The selection of an authentication protocol can be handled in one of the following two ways:
Single authentication protocol
When a single acceptable protocol is specified on the server, the client computer must support the protocol specified or the communication fails. When a single acceptable protocol is specified, the authentication exchange takes place as follows:
The client computer requests access to a service.
The server replies to the request and specifies the protocol that will be used.
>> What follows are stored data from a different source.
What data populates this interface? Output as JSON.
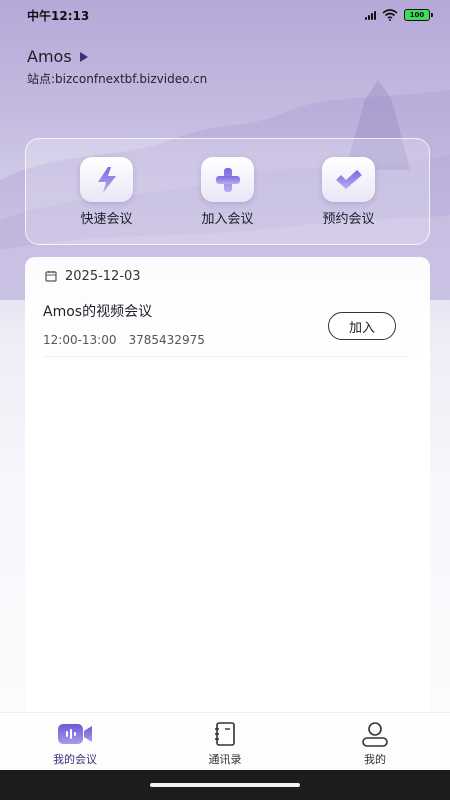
{
  "status": {
    "time": "中午12:13",
    "battery": "100"
  },
  "user": {
    "name": "Amos",
    "site": "站点:bizconfnextbf.bizvideo.cn"
  },
  "actions": [
    {
      "label": "快速会议",
      "icon": "lightning-icon"
    },
    {
      "label": "加入会议",
      "icon": "plus-icon"
    },
    {
      "label": "预约会议",
      "icon": "check-icon"
    }
  ],
  "meetings_card": {
    "date": "2025-12-03",
    "meeting": {
      "title": "Amos的视频会议",
      "time": "12:00-13:00",
      "id": "3785432975",
      "join_label": "加入"
    }
  },
  "tabs": [
    {
      "label": "我的会议",
      "active": true,
      "icon": "video-camera-icon"
    },
    {
      "label": "通讯录",
      "active": false,
      "icon": "contacts-book-icon"
    },
    {
      "label": "我的",
      "active": false,
      "icon": "person-icon"
    }
  ],
  "colors": {
    "accent": "#6b5bd2",
    "background_top": "#b5a9d8",
    "background_bottom": "#fbfbfd"
  }
}
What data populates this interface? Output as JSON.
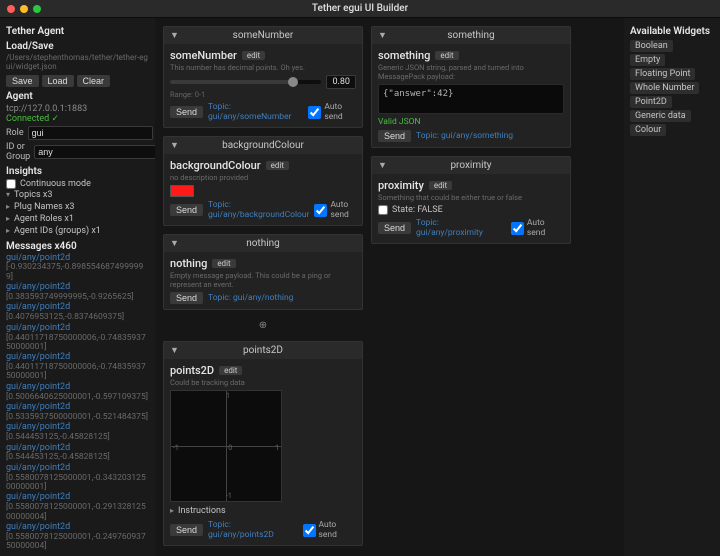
{
  "window": {
    "title": "Tether egui UI Builder"
  },
  "sidebar": {
    "agent_title": "Tether Agent",
    "loadsave_title": "Load/Save",
    "filepath": "/Users/stephenthomas/tether/tether-egui/widget.json",
    "save": "Save",
    "load": "Load",
    "clear": "Clear",
    "agent_heading": "Agent",
    "tcp": "tcp://127.0.0.1:1883",
    "connected": "Connected ✓",
    "role_label": "Role",
    "role_value": "gui",
    "group_label": "ID or Group",
    "group_value": "any",
    "insights_title": "Insights",
    "continuous": "Continuous mode",
    "topics": "Topics x3",
    "plugnames": "Plug Names x3",
    "agentroles": "Agent Roles x1",
    "agentids": "Agent IDs (groups) x1",
    "messages_title": "Messages x460",
    "msgs": [
      {
        "t": "gui/any/point2d",
        "v": "[-0.930234375,-0.8985546874999999]"
      },
      {
        "t": "gui/any/point2d",
        "v": "[0.383593749999995,-0.9265625]"
      },
      {
        "t": "gui/any/point2d",
        "v": "[0.4076953125,-0.8374609375]"
      },
      {
        "t": "gui/any/point2d",
        "v": "[0.44011718750000006,-0.7483593750000001]"
      },
      {
        "t": "gui/any/point2d",
        "v": "[0.44011718750000006,-0.7483593750000001]"
      },
      {
        "t": "gui/any/point2d",
        "v": "[0.5006640625000001,-0.597109375]"
      },
      {
        "t": "gui/any/point2d",
        "v": "[0.5335937500000001,-0.521484375]"
      },
      {
        "t": "gui/any/point2d",
        "v": "[0.544453125,-0.45828125]"
      },
      {
        "t": "gui/any/point2d",
        "v": "[0.544453125,-0.45828125]"
      },
      {
        "t": "gui/any/point2d",
        "v": "[0.5580078125000001,-0.34320312500000001]"
      },
      {
        "t": "gui/any/point2d",
        "v": "[0.5580078125000001,-0.29132812500000004]"
      },
      {
        "t": "gui/any/point2d",
        "v": "[0.5580078125000001,-0.24976093750000004]"
      }
    ]
  },
  "panels": {
    "someNumber": {
      "title": "someNumber",
      "name": "someNumber",
      "edit": "edit",
      "desc": "This number has decimal points. Oh yes.",
      "value": "0.80",
      "range": "Range: 0-1",
      "send": "Send",
      "topic": "Topic: gui/any/someNumber",
      "auto": "Auto send"
    },
    "backgroundColour": {
      "title": "backgroundColour",
      "name": "backgroundColour",
      "edit": "edit",
      "desc": "no description provided",
      "send": "Send",
      "topic": "Topic: gui/any/backgroundColour",
      "auto": "Auto send"
    },
    "nothing": {
      "title": "nothing",
      "name": "nothing",
      "edit": "edit",
      "desc": "Empty message payload. This could be a ping or represent an event.",
      "send": "Send",
      "topic": "Topic: gui/any/nothing"
    },
    "points2D": {
      "title": "points2D",
      "name": "points2D",
      "edit": "edit",
      "desc": "Could be tracking data",
      "instructions": "Instructions",
      "send": "Send",
      "topic": "Topic: gui/any/points2D",
      "auto": "Auto send"
    },
    "something": {
      "title": "something",
      "name": "something",
      "edit": "edit",
      "desc": "Generic JSON string, parsed and turned into MessagePack payload:",
      "json": "{\"answer\":42}",
      "valid": "Valid JSON",
      "send": "Send",
      "topic": "Topic: gui/any/something"
    },
    "proximity": {
      "title": "proximity",
      "name": "proximity",
      "edit": "edit",
      "desc": "Something that could be either true or false",
      "state": "State: FALSE",
      "send": "Send",
      "topic": "Topic: gui/any/proximity",
      "auto": "Auto send"
    }
  },
  "available": {
    "title": "Available Widgets",
    "items": [
      "Boolean",
      "Empty",
      "Floating Point",
      "Whole Number",
      "Point2D",
      "Generic data",
      "Colour"
    ]
  }
}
The client computer examines the contents of the reply and checks to determine whether it supports the specified protocol. If the client computer does support the specified protocol, the authentication continues. If the client computer does not support the protocol, the authentication fails, regardless of whether the client computer is authorized to access the resource.
Negotiate option
The negotiate option can be used to allow the client and server to attempt to find an acceptable protocol. This is based on the Simple and Protected GSS-API Negotiation Mechanism (SPNEGO). When the authentication begins with the option to negotiate for an authentication protocol, the SPNEGO exchange takes place as follows:
The client computer requests access to a service.
The server replies with a list of authentication protocols that it can support and an authentication challenge or response, based on the protocol that is its first choice. For example, the server might list the Kerberos protocol and NTLM, and send a Kerberos authentication response.
The client computer examines the contents of the reply and checks to determine whether it supports any of the specified protocols.
If the client computer supports the preferred protocol, authentication proceeds.
If the client computer does not support the preferred protocol, but it does support one of the other protocols listed by the server, the client computer lets the server know which authentication protocol it supports, and the authentication proceeds.
If the client computer does not support any of the listed protocols, the authentication exchange fails.